Kendati demikian, menurut dia, apresiasi dolar AS terhadap rupiah relatif terbatas seiring dengan masih adanya sentimen positif dari dalam negeri, yakni laju inflasi yang masih terjaga. Badan Pusat Statistik (BPS) mencatat inflasi pada bulan Februari 2018 sebesar 0,17 persen sehingga inflasi tahun kalender mencapai 0,79 persen dan inflasi tahun ke tahun (year on year) mencapai 3,18 persen.
"Inflasi yang terjaga memberi harapan pertumbuhan ekonomi nasional tumbuh berkelanjutan," katanya.

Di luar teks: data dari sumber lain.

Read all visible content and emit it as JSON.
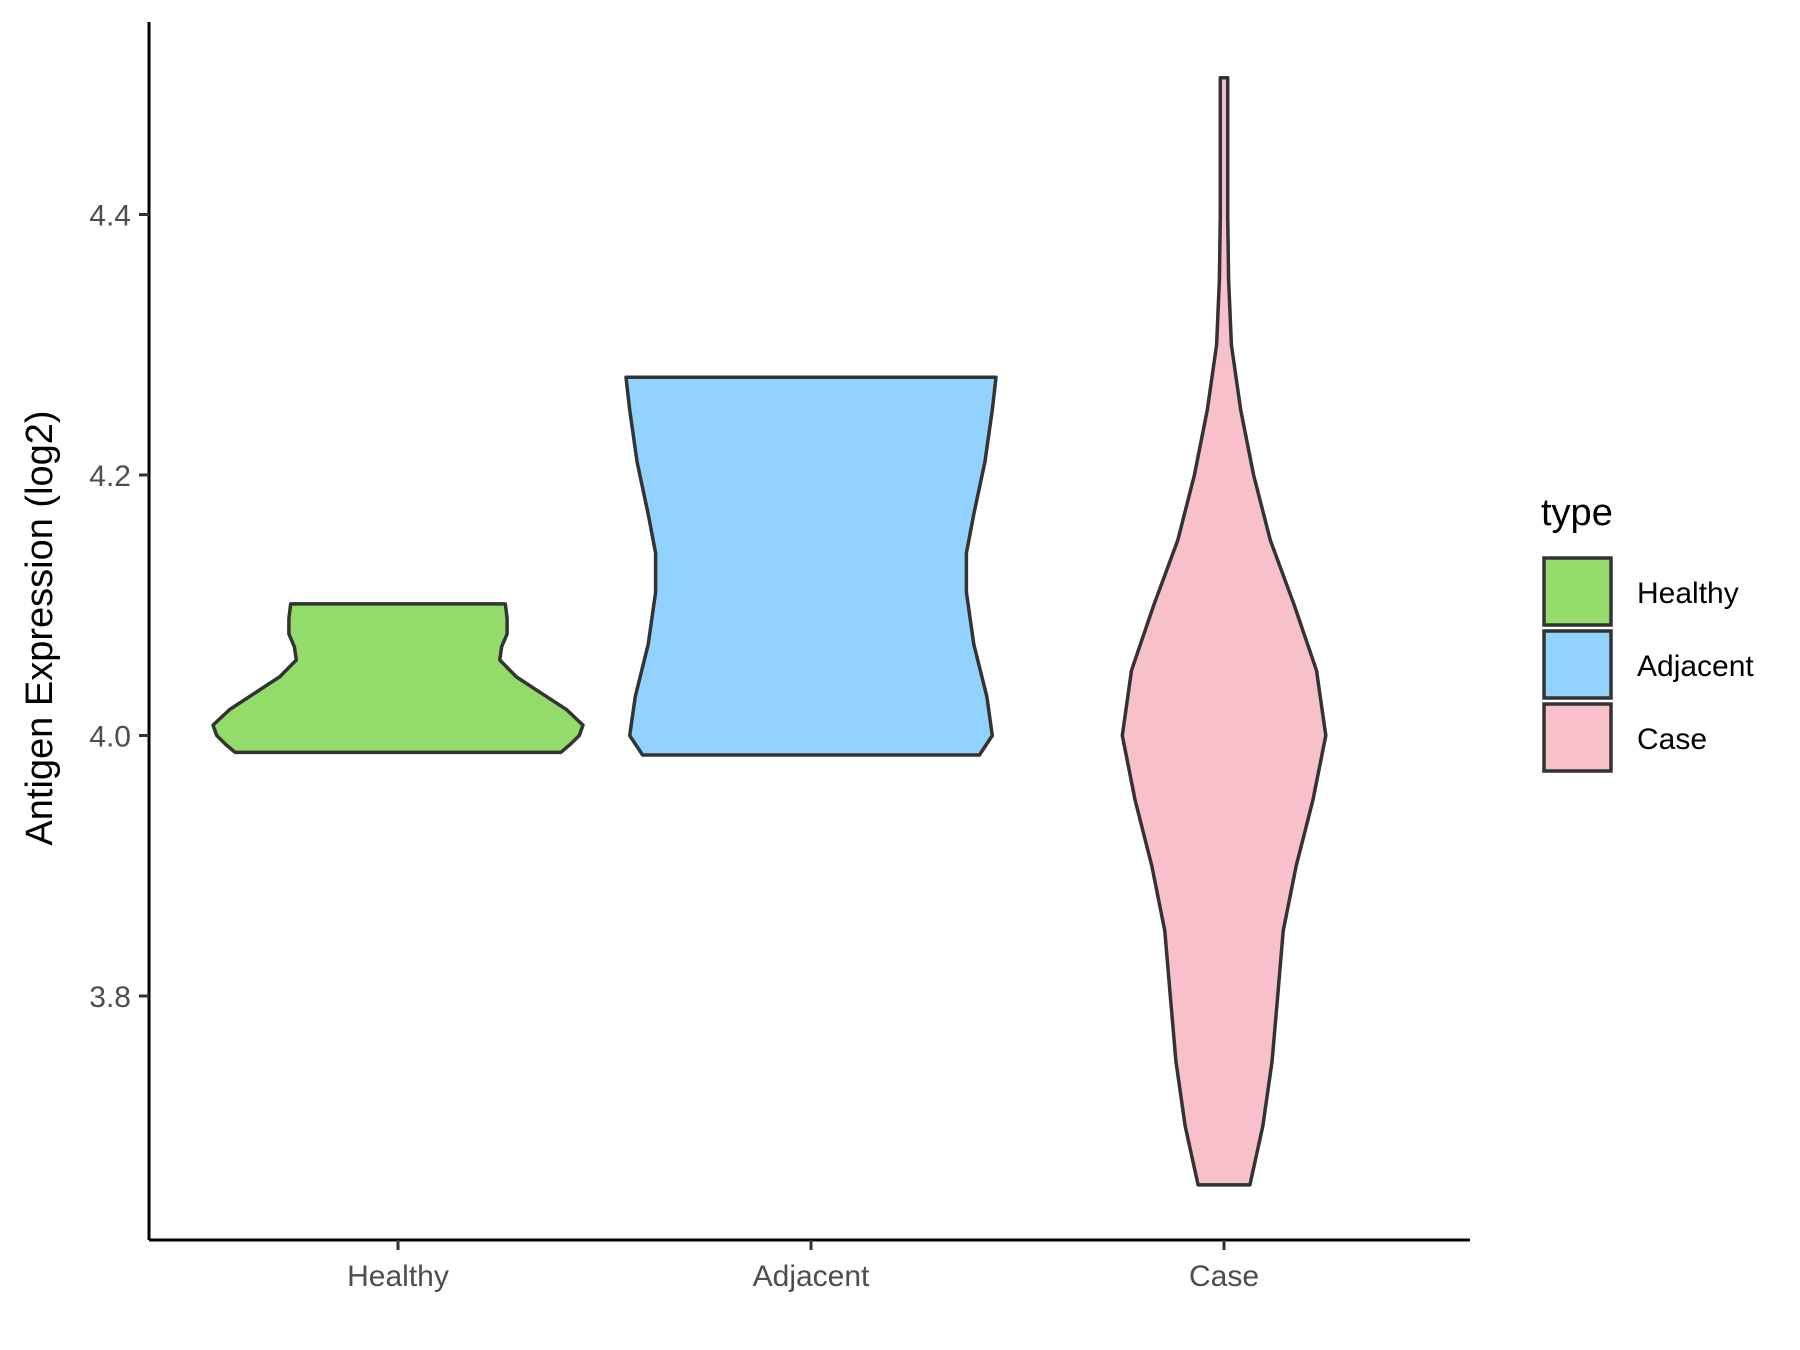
{
  "chart_data": {
    "type": "violin",
    "xlabel": "",
    "ylabel": "Antigen Expression (log2)",
    "ylim": [
      3.62,
      4.55
    ],
    "yticks": [
      3.8,
      4.0,
      4.2,
      4.4
    ],
    "ytick_labels": [
      "3.8",
      "4.0",
      "4.2",
      "4.4"
    ],
    "categories": [
      "Healthy",
      "Adjacent",
      "Case"
    ],
    "grid": false,
    "legend": {
      "title": "type",
      "position": "right",
      "entries": [
        {
          "label": "Healthy",
          "color": "#93dc6a"
        },
        {
          "label": "Adjacent",
          "color": "#92d2fe"
        },
        {
          "label": "Case",
          "color": "#f7c0cb"
        }
      ]
    },
    "series": [
      {
        "category": "Healthy",
        "color": "#93dc6a",
        "min": 3.987,
        "max": 4.101,
        "profile": [
          [
            3.987,
            0.88
          ],
          [
            3.993,
            0.93
          ],
          [
            4.0,
            0.98
          ],
          [
            4.008,
            1.0
          ],
          [
            4.02,
            0.91
          ],
          [
            4.032,
            0.78
          ],
          [
            4.045,
            0.64
          ],
          [
            4.058,
            0.55
          ],
          [
            4.068,
            0.56
          ],
          [
            4.078,
            0.59
          ],
          [
            4.09,
            0.59
          ],
          [
            4.101,
            0.58
          ]
        ]
      },
      {
        "category": "Adjacent",
        "color": "#92d2fe",
        "min": 3.985,
        "max": 4.275,
        "profile": [
          [
            3.985,
            0.91
          ],
          [
            4.0,
            0.98
          ],
          [
            4.03,
            0.95
          ],
          [
            4.07,
            0.88
          ],
          [
            4.11,
            0.84
          ],
          [
            4.14,
            0.84
          ],
          [
            4.17,
            0.88
          ],
          [
            4.21,
            0.94
          ],
          [
            4.25,
            0.98
          ],
          [
            4.275,
            1.0
          ]
        ]
      },
      {
        "category": "Case",
        "color": "#f7c0cb",
        "min": 3.655,
        "max": 4.505,
        "profile": [
          [
            3.655,
            0.14
          ],
          [
            3.7,
            0.21
          ],
          [
            3.75,
            0.26
          ],
          [
            3.8,
            0.29
          ],
          [
            3.85,
            0.32
          ],
          [
            3.9,
            0.39
          ],
          [
            3.95,
            0.48
          ],
          [
            4.0,
            0.55
          ],
          [
            4.05,
            0.5
          ],
          [
            4.1,
            0.38
          ],
          [
            4.15,
            0.25
          ],
          [
            4.2,
            0.16
          ],
          [
            4.25,
            0.09
          ],
          [
            4.3,
            0.04
          ],
          [
            4.35,
            0.025
          ],
          [
            4.4,
            0.02
          ],
          [
            4.45,
            0.02
          ],
          [
            4.505,
            0.02
          ]
        ]
      }
    ]
  }
}
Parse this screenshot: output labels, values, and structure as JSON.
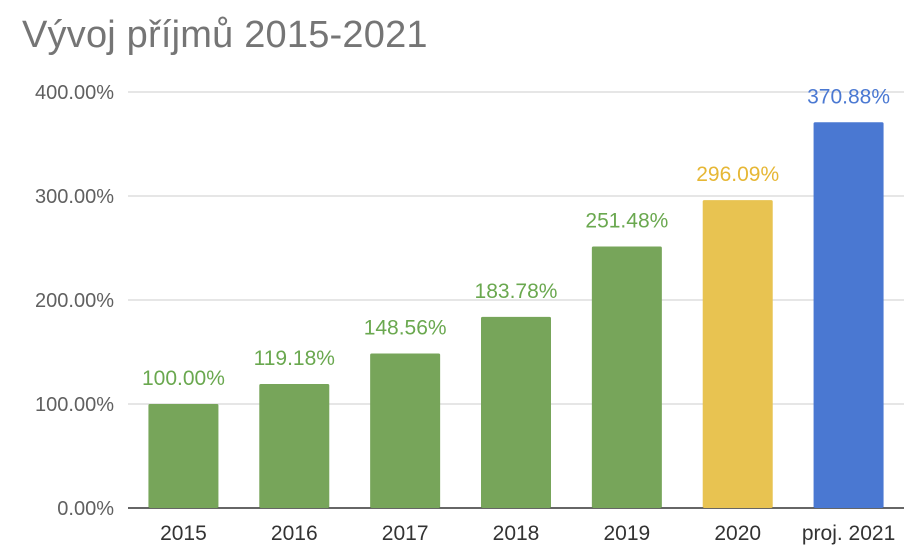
{
  "chart_data": {
    "type": "bar",
    "title": "Vývoj příjmů 2015-2021",
    "categories": [
      "2015",
      "2016",
      "2017",
      "2018",
      "2019",
      "2020",
      "proj. 2021"
    ],
    "values": [
      100.0,
      119.18,
      148.56,
      183.78,
      251.48,
      296.09,
      370.88
    ],
    "data_labels": [
      "100.00%",
      "119.18%",
      "148.56%",
      "183.78%",
      "251.48%",
      "296.09%",
      "370.88%"
    ],
    "bar_colors": [
      "#77a55a",
      "#77a55a",
      "#77a55a",
      "#77a55a",
      "#77a55a",
      "#e8c351",
      "#4a78d2"
    ],
    "label_colors": [
      "#6aa84f",
      "#6aa84f",
      "#6aa84f",
      "#6aa84f",
      "#6aa84f",
      "#e6b735",
      "#4a78d2"
    ],
    "y_ticks": [
      0,
      100,
      200,
      300,
      400
    ],
    "y_tick_labels": [
      "0.00%",
      "100.00%",
      "200.00%",
      "300.00%",
      "400.00%"
    ],
    "ylim": [
      0,
      400
    ],
    "xlabel": "",
    "ylabel": "",
    "grid": true,
    "legend": "none"
  }
}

Ekonom Samuel sekuritas Ahmad Mikail memperkirakan nilai tukar rupiah masih memiliki peluang menguat setelah Presiden AS Donald Trump menaikkan tarif terhadap impor aluminium dan baja. "Kenaikan tarif itu diperkirakan dapat memicu perang dagang, terutama dengan Tiongkok. Kondisi itu dapat menekan pertumbuhan ekonomi AS," katanya.